Old August 11th, 2017, 04:05 PM
Are you getting an error message from this script? I would expect
Code:
tagcount[Discipline.#childname[eachpick]
to report a run-time error, because you should have to use tagcountstr to evaluate a string that's being built during run-time like that.

Why not use "foreach pick in hero from Discipline", instead of running the foreach without a component specified and then checking for a component before doing anything else?

At first reading, tag counts seem like a weird way to handle this, and I'm thinking there will be a better option.

Are these abilities that a class will always have, or that a class may choose to get? Or is it a combination - class X will always get this at a certain level, and class Y can choose this same ability from among a list of options at a certain level?

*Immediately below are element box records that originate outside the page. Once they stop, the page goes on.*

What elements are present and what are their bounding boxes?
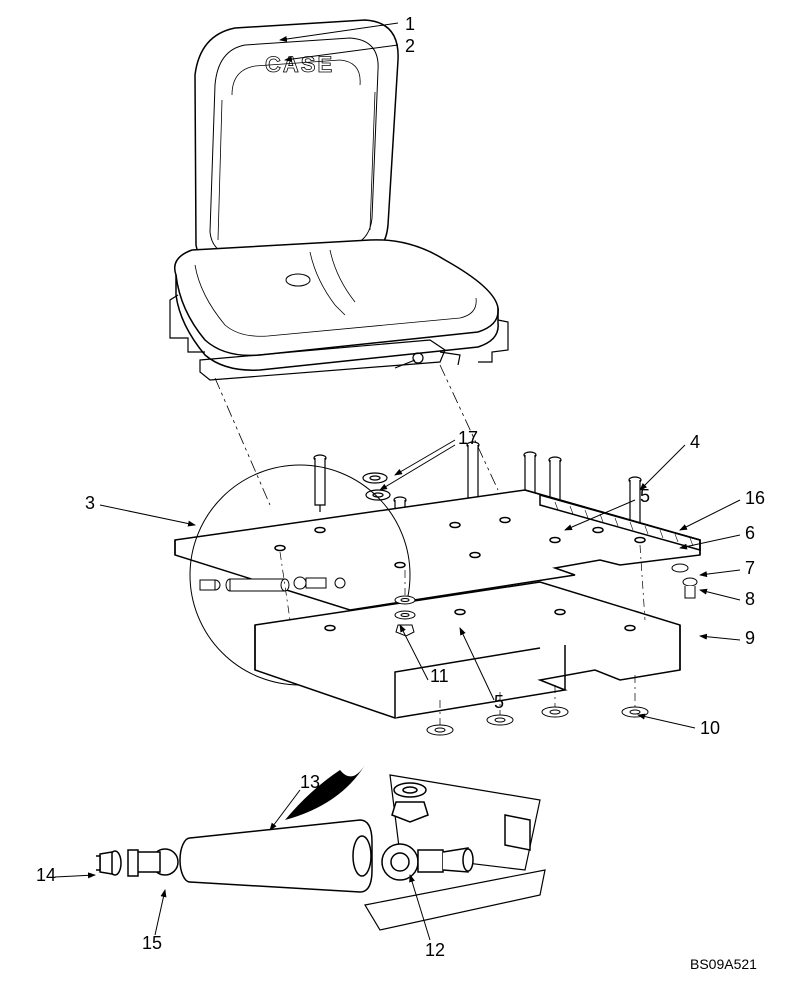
callout-4: 4 (690, 432, 700, 453)
washers-under (395, 596, 415, 636)
callout-15: 15 (142, 933, 162, 954)
seat-cushion (175, 240, 498, 370)
diagram-container: CASE (0, 0, 808, 1000)
callout-7: 7 (745, 558, 755, 579)
callout-17: 17 (458, 428, 478, 449)
callout-14: 14 (36, 865, 56, 886)
diagram-svg: CASE (0, 0, 808, 1000)
callout-16: 16 (745, 488, 765, 509)
seat-back: CASE (195, 20, 398, 270)
callout-5a: 5 (640, 486, 650, 507)
callout-8: 8 (745, 589, 755, 610)
top-plate (175, 490, 700, 610)
callout-2: 2 (405, 36, 415, 57)
callout-6: 6 (745, 523, 755, 544)
callout-10: 10 (700, 718, 720, 739)
callout-12: 12 (425, 940, 445, 961)
callout-3: 3 (85, 493, 95, 514)
detail-arrow (285, 765, 365, 820)
callout-13: 13 (300, 772, 320, 793)
hardware-edge (672, 564, 697, 598)
base-block (255, 582, 680, 718)
drawing-id: BS09A521 (690, 956, 757, 972)
callout-1: 1 (405, 14, 415, 35)
callout-9: 9 (745, 628, 755, 649)
projection-lines-seat (215, 365, 498, 505)
callout-5b: 5 (494, 692, 504, 713)
washers-bottom (427, 707, 648, 735)
callout-11: 11 (430, 666, 449, 687)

How large a level can a class have? Are classes in this system something like Pathfinder, with a large number of levels (say 20) allowed for any one class, or are they like Numenera, with only 6 levels allowed for each class? There's a solution I'm thinking of (numbered identity tags for each class) that will work well for a system with a small number of levels allowed for each class, but not if every class needs 20 identity tags (one for each of its 20 levels).

If more than one of the classes the character currently has offers this ability, does it matter which one took the ability? Are there limits on the class as to how many abilities may be taken from that class' own list, for example?

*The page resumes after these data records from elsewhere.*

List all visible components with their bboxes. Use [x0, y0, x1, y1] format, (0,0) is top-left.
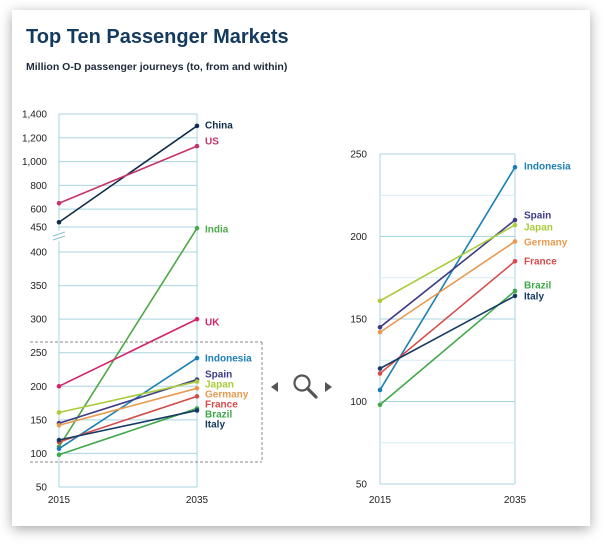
right-series-label-germany: Germany: [524, 238, 568, 249]
right-point-spain-2015: [377, 324, 383, 330]
left-ytick-label: 1,200: [22, 133, 47, 144]
magnifier-handle: [305, 386, 318, 399]
left-line-italy: [58, 409, 198, 441]
left-point-germany-2015: [56, 422, 62, 428]
left-ytick-label: 150: [30, 415, 47, 426]
right-point-france-2035: [512, 258, 518, 264]
left-point-italy-2015: [56, 437, 62, 443]
right-point-brazil-2035: [512, 288, 518, 294]
right-line-japan: [379, 224, 516, 302]
left-point-indonesia-2035: [194, 355, 200, 361]
left-series-label-japan: Japan: [205, 380, 234, 391]
right-ytick-label: 200: [350, 232, 367, 243]
right-series-label-indonesia: Indonesia: [524, 162, 571, 173]
right-point-japan-2015: [377, 298, 383, 304]
right-ytick-label: 50: [356, 480, 368, 491]
left-line-us: [58, 145, 198, 204]
right-line-indonesia: [379, 166, 516, 391]
left-point-italy-2035: [194, 408, 200, 413]
right-point-italy-2015: [377, 366, 383, 371]
right-ytick-label: 150: [350, 315, 367, 326]
right-series-label-brazil: Brazil: [524, 281, 551, 292]
chart-frame: [12, 10, 590, 526]
left-ytick-label: 250: [30, 348, 47, 359]
axis-break-gap: [53, 231, 65, 241]
left-point-china-2015: [56, 219, 62, 225]
left-point-brazil-2015: [56, 452, 62, 458]
arrow-left-icon: [271, 382, 278, 392]
chart-subtitle: Million O-D passenger journeys (to, from…: [26, 61, 288, 73]
right-series-label-japan: Japan: [524, 223, 553, 234]
left-series-label-italy: Italy: [205, 420, 225, 431]
left-ytick-label: 50: [36, 483, 48, 494]
left-series-label-spain: Spain: [205, 370, 232, 381]
right-point-spain-2035: [512, 217, 518, 223]
right-series-label-italy: Italy: [524, 292, 544, 303]
axis-break-mark: [52, 231, 66, 237]
left-ytick-label: 450: [30, 223, 47, 234]
right-ytick-label: 250: [350, 150, 367, 161]
right-point-indonesia-2035: [512, 164, 518, 170]
left-point-uk-2035: [194, 316, 200, 322]
left-point-us-2035: [194, 143, 200, 149]
left-series-label-germany: Germany: [205, 390, 249, 401]
right-line-brazil: [379, 290, 516, 406]
left-xtick-label: 2035: [186, 495, 209, 506]
left-point-japan-2015: [56, 410, 62, 415]
left-ytick-label: 1,400: [22, 110, 47, 121]
left-ytick-label: 1,000: [22, 157, 47, 168]
magnifier-icon: [271, 374, 332, 399]
left-ytick-label: 600: [30, 205, 47, 216]
right-series-label-spain: Spain: [524, 211, 551, 222]
arrow-right-icon: [325, 382, 332, 392]
left-point-japan-2035: [194, 379, 200, 384]
left-point-france-2035: [194, 394, 200, 399]
right-xtick-label: 2035: [504, 495, 527, 506]
left-ytick-label: 200: [30, 382, 47, 393]
left-point-indonesia-2015: [56, 446, 62, 452]
left-series-label-china: China: [205, 121, 233, 132]
left-series-label-brazil: Brazil: [205, 410, 232, 421]
left-xtick-label: 2015: [48, 495, 71, 506]
right-point-indonesia-2015: [377, 387, 383, 393]
right-point-germany-2015: [377, 329, 383, 335]
left-series-label-india: India: [205, 225, 229, 236]
right-series-label-france: France: [524, 257, 557, 268]
right-xtick-label: 2015: [369, 495, 392, 506]
left-line-germany: [58, 387, 198, 427]
axis-break-mark: [52, 235, 66, 241]
left-point-china-2035: [194, 123, 200, 129]
left-series-label-uk: UK: [205, 318, 220, 329]
left-series-label-france: France: [205, 400, 238, 411]
left-point-us-2015: [56, 200, 62, 206]
left-series-label-us: US: [205, 137, 219, 148]
right-point-germany-2035: [512, 239, 518, 244]
left-point-uk-2015: [56, 383, 62, 389]
right-line-italy: [379, 295, 516, 370]
right-point-italy-2035: [512, 293, 518, 299]
left-point-germany-2035: [194, 386, 200, 391]
left-series-label-indonesia: Indonesia: [205, 354, 252, 365]
right-point-france-2015: [377, 371, 383, 376]
right-ytick-label: 100: [350, 397, 367, 408]
left-ytick-label: 300: [30, 315, 47, 326]
right-point-brazil-2015: [377, 402, 383, 408]
right-line-germany: [379, 240, 516, 333]
left-ytick-label: 800: [30, 181, 47, 192]
left-ytick-label: 400: [30, 248, 47, 259]
chart-title: Top Ten Passenger Markets: [26, 26, 289, 48]
left-line-japan: [58, 380, 198, 414]
left-ytick-label: 100: [30, 449, 47, 460]
right-line-france: [379, 260, 516, 375]
magnifier-lens: [293, 374, 311, 392]
right-point-japan-2035: [512, 222, 518, 228]
left-point-india-2035: [194, 225, 200, 231]
left-ytick-label: 350: [30, 281, 47, 292]
left-line-india: [58, 227, 198, 448]
left-line-uk: [58, 318, 198, 388]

And in your script, please make it more readable by using only 2 spaces at each indentation, not the 6 or 8 I'm seeing there.

Could you add comments to your code, please? I don't understand what each of those lines is trying to accomplish, and more importantly, why each line is doing what it's doing - why does each piece of the code have to be there?

Alternatively, skip the code, and explain the rules you're trying to implement more completely, with some examples, and then I can try to figure out if this is the best way to go about this. What's really important here are the corner cases - what are the weird combinations of classes and abilities that are going to occur, so that we can make sure the code catches the corner cases.